I'm not a conspiracy guy by any stretch. I do think there's an undercurrent which to the benefit of the undercurrent is manifested in the form of increasingly radical environmentalism. Please follow this analogy:

Imagine you owned two separate businesses:

1) A large factory in which byproducts of the production process were an array of pollutants. The products you manufacture, however are very profitable for you. You're OK with the pollutants as such. Your factory is located in an area or a country where you are not regulated and no one seems to raise an issue with the pollution your factory creates.
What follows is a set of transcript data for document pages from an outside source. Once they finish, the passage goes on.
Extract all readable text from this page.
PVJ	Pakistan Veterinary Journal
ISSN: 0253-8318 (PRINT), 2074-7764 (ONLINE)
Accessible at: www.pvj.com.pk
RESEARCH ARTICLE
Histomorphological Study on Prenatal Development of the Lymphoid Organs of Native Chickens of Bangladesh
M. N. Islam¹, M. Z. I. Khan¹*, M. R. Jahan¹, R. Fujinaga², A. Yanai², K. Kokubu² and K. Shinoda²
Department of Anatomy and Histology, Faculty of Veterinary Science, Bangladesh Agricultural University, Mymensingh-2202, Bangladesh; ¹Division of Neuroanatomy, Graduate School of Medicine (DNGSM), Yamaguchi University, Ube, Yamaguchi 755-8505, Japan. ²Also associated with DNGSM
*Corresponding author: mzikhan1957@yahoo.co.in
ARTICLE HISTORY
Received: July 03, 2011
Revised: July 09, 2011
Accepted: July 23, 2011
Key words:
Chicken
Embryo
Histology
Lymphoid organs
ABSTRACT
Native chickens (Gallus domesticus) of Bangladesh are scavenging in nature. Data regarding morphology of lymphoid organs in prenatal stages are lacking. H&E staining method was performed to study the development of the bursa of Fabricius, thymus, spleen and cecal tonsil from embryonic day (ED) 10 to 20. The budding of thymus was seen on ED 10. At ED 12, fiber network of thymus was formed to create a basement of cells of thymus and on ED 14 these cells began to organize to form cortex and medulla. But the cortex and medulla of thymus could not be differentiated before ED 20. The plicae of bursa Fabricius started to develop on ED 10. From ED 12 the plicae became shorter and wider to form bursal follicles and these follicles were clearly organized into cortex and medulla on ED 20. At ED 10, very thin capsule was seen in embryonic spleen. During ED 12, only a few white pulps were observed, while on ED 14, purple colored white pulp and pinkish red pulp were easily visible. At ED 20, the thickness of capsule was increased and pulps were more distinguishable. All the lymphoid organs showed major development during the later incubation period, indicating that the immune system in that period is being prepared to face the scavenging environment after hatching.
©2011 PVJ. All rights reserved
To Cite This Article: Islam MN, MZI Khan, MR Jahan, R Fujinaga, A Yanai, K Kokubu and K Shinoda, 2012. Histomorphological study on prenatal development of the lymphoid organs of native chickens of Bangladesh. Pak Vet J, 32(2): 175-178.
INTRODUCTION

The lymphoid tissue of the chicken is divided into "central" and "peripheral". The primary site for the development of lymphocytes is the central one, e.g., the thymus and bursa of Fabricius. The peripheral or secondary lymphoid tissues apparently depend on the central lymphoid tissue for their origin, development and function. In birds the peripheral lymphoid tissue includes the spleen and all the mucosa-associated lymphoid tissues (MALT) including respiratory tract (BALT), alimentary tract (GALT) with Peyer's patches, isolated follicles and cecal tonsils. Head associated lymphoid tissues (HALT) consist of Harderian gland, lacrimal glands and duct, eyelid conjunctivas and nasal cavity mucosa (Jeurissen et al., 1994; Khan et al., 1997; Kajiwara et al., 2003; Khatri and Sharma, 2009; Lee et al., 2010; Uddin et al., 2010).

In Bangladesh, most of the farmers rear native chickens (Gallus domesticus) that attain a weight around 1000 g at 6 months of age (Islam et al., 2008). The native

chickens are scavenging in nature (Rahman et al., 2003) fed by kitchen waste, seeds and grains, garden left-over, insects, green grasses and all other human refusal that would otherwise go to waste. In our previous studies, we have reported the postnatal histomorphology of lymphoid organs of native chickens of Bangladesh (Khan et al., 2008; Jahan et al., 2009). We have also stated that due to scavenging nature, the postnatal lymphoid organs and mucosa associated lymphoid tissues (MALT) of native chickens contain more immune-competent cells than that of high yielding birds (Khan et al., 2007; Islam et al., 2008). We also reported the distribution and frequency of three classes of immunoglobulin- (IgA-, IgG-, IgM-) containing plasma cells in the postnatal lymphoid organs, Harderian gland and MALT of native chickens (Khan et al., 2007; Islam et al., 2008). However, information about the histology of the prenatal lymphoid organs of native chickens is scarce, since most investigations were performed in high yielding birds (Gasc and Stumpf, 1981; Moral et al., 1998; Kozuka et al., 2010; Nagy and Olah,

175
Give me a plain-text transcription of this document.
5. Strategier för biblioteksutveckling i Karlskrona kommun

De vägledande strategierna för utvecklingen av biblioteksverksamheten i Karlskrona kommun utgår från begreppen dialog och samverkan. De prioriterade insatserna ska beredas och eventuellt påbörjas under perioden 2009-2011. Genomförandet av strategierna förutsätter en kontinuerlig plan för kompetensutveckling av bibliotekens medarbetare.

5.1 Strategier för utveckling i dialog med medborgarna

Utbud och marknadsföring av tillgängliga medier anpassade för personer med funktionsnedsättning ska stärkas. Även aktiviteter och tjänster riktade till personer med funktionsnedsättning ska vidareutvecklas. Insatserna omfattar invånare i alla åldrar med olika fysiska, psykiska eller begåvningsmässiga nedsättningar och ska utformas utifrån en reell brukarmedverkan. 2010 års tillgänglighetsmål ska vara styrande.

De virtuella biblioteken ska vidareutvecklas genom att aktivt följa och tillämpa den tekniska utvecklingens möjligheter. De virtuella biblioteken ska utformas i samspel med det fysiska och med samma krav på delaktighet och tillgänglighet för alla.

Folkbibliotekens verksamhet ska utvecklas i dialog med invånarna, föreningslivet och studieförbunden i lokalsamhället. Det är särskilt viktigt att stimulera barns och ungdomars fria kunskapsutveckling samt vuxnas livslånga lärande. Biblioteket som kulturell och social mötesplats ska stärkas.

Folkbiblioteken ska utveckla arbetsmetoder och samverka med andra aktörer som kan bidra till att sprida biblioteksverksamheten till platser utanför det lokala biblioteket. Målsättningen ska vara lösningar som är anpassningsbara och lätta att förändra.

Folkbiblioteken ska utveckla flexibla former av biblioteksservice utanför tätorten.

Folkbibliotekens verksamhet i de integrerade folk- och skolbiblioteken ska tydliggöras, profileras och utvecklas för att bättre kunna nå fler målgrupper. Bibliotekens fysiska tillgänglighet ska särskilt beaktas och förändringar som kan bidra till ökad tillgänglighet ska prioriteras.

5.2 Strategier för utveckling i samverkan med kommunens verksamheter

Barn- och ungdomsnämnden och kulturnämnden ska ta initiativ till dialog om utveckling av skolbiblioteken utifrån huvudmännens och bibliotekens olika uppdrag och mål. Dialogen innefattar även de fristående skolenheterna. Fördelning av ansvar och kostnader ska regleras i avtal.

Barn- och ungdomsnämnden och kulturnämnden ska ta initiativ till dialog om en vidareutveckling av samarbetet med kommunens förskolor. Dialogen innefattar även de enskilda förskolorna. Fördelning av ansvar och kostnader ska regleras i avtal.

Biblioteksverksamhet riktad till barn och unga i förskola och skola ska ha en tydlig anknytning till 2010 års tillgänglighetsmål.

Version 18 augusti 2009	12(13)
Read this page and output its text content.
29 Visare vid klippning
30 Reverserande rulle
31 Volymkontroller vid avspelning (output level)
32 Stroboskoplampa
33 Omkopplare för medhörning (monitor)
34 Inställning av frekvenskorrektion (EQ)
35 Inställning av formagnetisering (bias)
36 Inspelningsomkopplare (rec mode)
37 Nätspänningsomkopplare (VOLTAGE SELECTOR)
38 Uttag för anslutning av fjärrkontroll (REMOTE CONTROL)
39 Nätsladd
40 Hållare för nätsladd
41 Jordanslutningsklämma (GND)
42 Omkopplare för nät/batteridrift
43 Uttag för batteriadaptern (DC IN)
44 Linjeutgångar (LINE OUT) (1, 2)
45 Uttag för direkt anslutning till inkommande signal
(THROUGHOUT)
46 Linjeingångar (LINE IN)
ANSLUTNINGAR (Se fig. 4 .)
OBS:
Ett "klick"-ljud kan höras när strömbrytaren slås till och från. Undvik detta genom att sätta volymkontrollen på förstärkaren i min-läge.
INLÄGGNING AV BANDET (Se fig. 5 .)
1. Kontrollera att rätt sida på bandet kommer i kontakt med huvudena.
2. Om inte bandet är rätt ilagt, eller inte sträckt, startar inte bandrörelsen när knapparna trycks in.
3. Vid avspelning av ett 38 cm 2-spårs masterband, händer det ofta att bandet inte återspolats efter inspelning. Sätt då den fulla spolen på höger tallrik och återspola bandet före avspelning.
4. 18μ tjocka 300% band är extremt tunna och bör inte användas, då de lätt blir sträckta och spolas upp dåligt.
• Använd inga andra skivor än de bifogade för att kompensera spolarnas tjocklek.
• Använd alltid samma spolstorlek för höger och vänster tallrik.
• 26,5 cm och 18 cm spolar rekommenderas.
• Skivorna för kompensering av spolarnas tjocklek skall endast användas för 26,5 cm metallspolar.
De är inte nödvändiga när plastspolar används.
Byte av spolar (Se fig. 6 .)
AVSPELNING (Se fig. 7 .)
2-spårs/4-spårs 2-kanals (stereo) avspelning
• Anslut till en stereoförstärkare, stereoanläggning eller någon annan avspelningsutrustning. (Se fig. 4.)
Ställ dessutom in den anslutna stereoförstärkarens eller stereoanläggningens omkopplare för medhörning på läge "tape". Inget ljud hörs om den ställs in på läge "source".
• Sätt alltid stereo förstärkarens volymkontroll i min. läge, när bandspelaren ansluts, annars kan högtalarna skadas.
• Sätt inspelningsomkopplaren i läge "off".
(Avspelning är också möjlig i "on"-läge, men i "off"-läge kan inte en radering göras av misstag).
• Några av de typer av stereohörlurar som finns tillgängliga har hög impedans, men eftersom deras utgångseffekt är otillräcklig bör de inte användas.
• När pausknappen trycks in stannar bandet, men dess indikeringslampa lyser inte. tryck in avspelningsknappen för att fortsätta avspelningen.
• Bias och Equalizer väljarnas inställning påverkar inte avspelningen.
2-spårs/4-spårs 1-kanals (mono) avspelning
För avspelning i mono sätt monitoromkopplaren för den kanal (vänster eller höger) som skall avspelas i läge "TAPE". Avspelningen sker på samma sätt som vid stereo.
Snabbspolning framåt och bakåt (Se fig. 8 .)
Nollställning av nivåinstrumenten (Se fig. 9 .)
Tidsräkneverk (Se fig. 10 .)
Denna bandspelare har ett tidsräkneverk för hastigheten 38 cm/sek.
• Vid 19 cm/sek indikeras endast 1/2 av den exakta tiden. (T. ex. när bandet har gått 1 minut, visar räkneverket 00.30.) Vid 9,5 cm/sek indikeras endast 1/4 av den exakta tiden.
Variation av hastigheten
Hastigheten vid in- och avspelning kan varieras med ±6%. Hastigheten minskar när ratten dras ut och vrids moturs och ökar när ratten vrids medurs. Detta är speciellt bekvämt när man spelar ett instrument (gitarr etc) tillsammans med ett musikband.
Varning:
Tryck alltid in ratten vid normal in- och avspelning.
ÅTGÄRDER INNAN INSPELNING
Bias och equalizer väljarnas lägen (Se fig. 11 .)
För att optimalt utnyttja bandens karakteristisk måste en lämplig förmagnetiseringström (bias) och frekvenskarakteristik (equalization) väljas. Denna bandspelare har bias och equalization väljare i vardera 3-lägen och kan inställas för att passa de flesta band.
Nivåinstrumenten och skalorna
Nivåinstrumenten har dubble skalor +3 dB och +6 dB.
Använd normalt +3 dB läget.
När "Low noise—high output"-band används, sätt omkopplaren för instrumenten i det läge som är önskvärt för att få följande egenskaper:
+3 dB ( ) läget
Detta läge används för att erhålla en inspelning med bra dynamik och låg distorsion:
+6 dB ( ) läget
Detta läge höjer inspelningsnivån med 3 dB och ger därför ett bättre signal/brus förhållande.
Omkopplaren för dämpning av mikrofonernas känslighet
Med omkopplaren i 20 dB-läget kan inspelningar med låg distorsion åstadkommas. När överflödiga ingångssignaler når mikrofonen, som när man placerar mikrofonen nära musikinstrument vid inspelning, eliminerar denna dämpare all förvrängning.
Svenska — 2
2) You own a mobile home park in which you lease small lots to people who park their own mobile homes there or build small shacks there. Your mobile home park happens to be on a stunningly beautiful parcel of land. You've owned it for generations and have over time and through the present added continually to the size of this park by acquiring more and more land. Your only problem as you see it with this business is the tenants living on your land. They disgust you. In your opinion, they live like animals. In your opinion they're no better than animals. They're so far removed from "your world" that you've grown to hate them. Long ago, you'd have to admit you "needed" them and the profit you gained from them to build your empire; however, for quite some time, if they were gone and off your land, you'd now view that as a benefit rather than a liability. Your hatred for them has become so strong over time and through generations that you find yourself thinking over time "if I had my way and I could get away with it, I'd pay someone to exterminate "those people" like the vermin I think they are. Given that there are laws, strict and burdensome in your opinion against seizing your land back from them and making them go away, the best you can do is create a relentless ad campaign with the purpose of getting them to live in a way that impacts your land as minimally as possible and also to do whatever you can to discourage them from reproducing.

Weird analogies? I think shaming humans into feeling guilty about being carbon emitters with every breath they exhale and thereby feeling guilty or contributing to a "problem" by simply being alive is coming from somewhere. If you think you own the world, the masses are just squatters and despicable ones at that.